Beginning today, developers may submit ideas online for applications, games and other programs that focus on improving middle school math skills. The tools may be intended for use by students, teachers or parents, and either in or out of the classroom. Submissions will be accepted through April 10, 2013, and will be reviewed by two panels: one comprised of public school principals and teachers, and the second comprised of Department of Education officials and experts in technology, media and design. The criteria include idea originality, potential impact and feasibility.

The Gap App Challenge winners will be announced in June and will receive up to $104,000 in cash prizes and other services, including web and database support from sponsor companies like Amazon. Awards will be made for Best Instructional App and Best Administrative and Engagement App.
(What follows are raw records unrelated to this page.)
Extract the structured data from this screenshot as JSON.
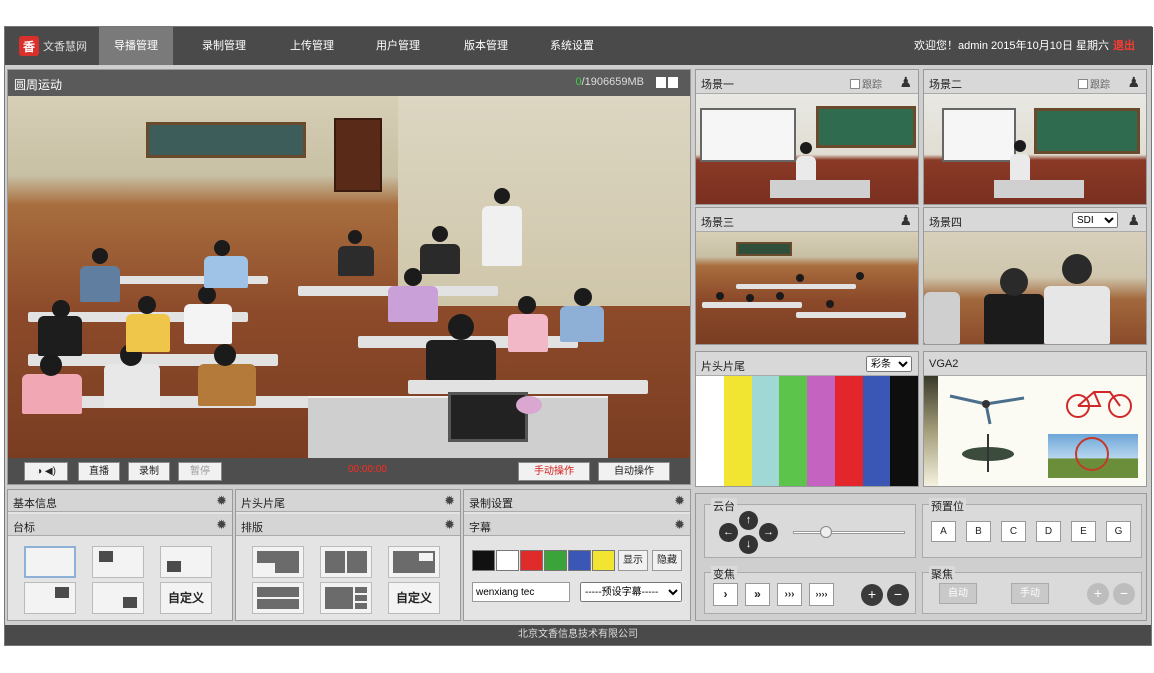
{
  "app": {
    "logo_text": "文香慧网",
    "logo_mark": "香"
  },
  "nav": {
    "items": [
      {
        "label": "导播管理",
        "active": true
      },
      {
        "label": "录制管理",
        "active": false
      },
      {
        "label": "上传管理",
        "active": false
      },
      {
        "label": "用户管理",
        "active": false
      },
      {
        "label": "版本管理",
        "active": false
      },
      {
        "label": "系统设置",
        "active": false
      }
    ],
    "welcome": "欢迎您！admin  2015年10月10日 星期六",
    "logout": "退出"
  },
  "main": {
    "title": "圆周运动",
    "storage_used": "0",
    "storage_total": "/1906659MB",
    "controls": {
      "live": "直播",
      "record": "录制",
      "pause": "暂停",
      "timer": "00:00:00",
      "manual": "手动操作",
      "auto": "自动操作",
      "audio_icon": "speaker-icon",
      "contrast_icon": "contrast-icon"
    }
  },
  "scenes": [
    {
      "title": "场景一",
      "track": "跟踪"
    },
    {
      "title": "场景二",
      "track": "跟踪"
    },
    {
      "title": "场景三"
    },
    {
      "title": "场景四",
      "select": "SDI"
    },
    {
      "title": "片头片尾",
      "select": "彩条"
    },
    {
      "title": "VGA2"
    }
  ],
  "colorbars": [
    "#ffffff",
    "#f2e531",
    "#9fd8d4",
    "#5cc44a",
    "#c563c0",
    "#e3262b",
    "#3a57b5",
    "#0e0e0e"
  ],
  "panels": {
    "basic_info": "基本信息",
    "station_logo": "台标",
    "intro_outro": "片头片尾",
    "layout": "排版",
    "record_settings": "录制设置",
    "subtitle": "字幕",
    "custom": "自定义"
  },
  "subtitle": {
    "colors": [
      "#111111",
      "#ffffff",
      "#e02b2b",
      "#3aa33a",
      "#3a57b5",
      "#f2e531"
    ],
    "show": "显示",
    "hide": "隐藏",
    "text_value": "wenxiang tec",
    "preset": "-----预设字幕-----"
  },
  "ptz": {
    "pan_tilt": "云台",
    "presets_label": "预置位",
    "presets": [
      "A",
      "B",
      "C",
      "D",
      "E",
      "G"
    ],
    "zoom_label": "变焦",
    "zoom_buttons": [
      "›",
      "»",
      "›››",
      "››››"
    ],
    "focus_label": "聚焦",
    "focus_auto": "自动",
    "focus_manual": "手动"
  },
  "footer": "北京文香信息技术有限公司"
}
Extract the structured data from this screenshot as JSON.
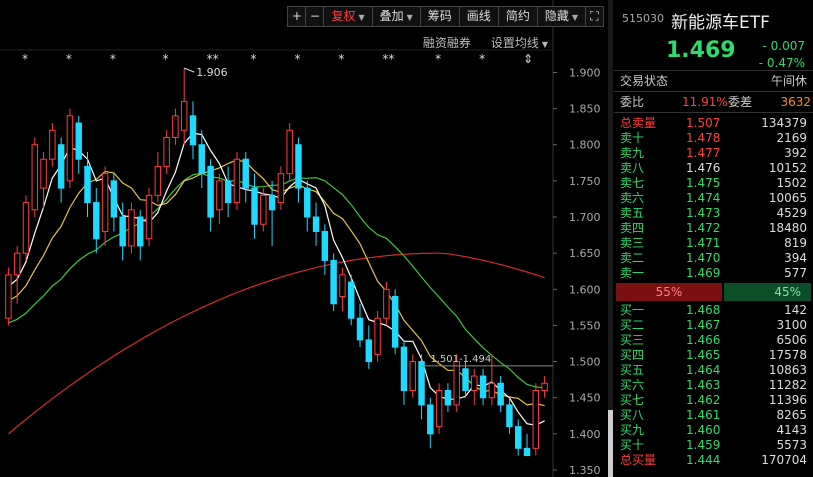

Prizes will also be given to the runners up in those categories and five honorable mention submissions. Each submission will be considered for school-based pilots that will begin next fall in iZone public schools. Information about the Gap App Challenge is available at nyc.gov.

The iZone program launched in the 2010-2011 school year with 81 schools and is focused on quickly identifying, piloting and applying innovative strategies to education challenges. This school year, iZone grew to include 250 schools. The Gap App Challenge is the first in a series of efforts to bring together educators, developers and entrepreneurs to bring new approaches to teaching and learning.  Educators will gain access to promising new solutions to help personalize student learning, while education-tech companies will benefit from working collaboratively with educators on authentic problems. Contributors and supporters include the U.S. Department of Education, Amazon Web Services, the Carnegie Corporation of New York, the Diller–von Furstenberg Family Foundation, The Booth Ferris Foundation, the Anthony Meyer Family Foundation, the Blue Ridge Foundation, Clever, Socratic Labs, and General Assembly. The program grant partners include IDEO, ChallengePost, EdSurge,NYU’s Research Alliance for NYC Schools, Center on ReinventingPublic Education and the Games for Learning Institute.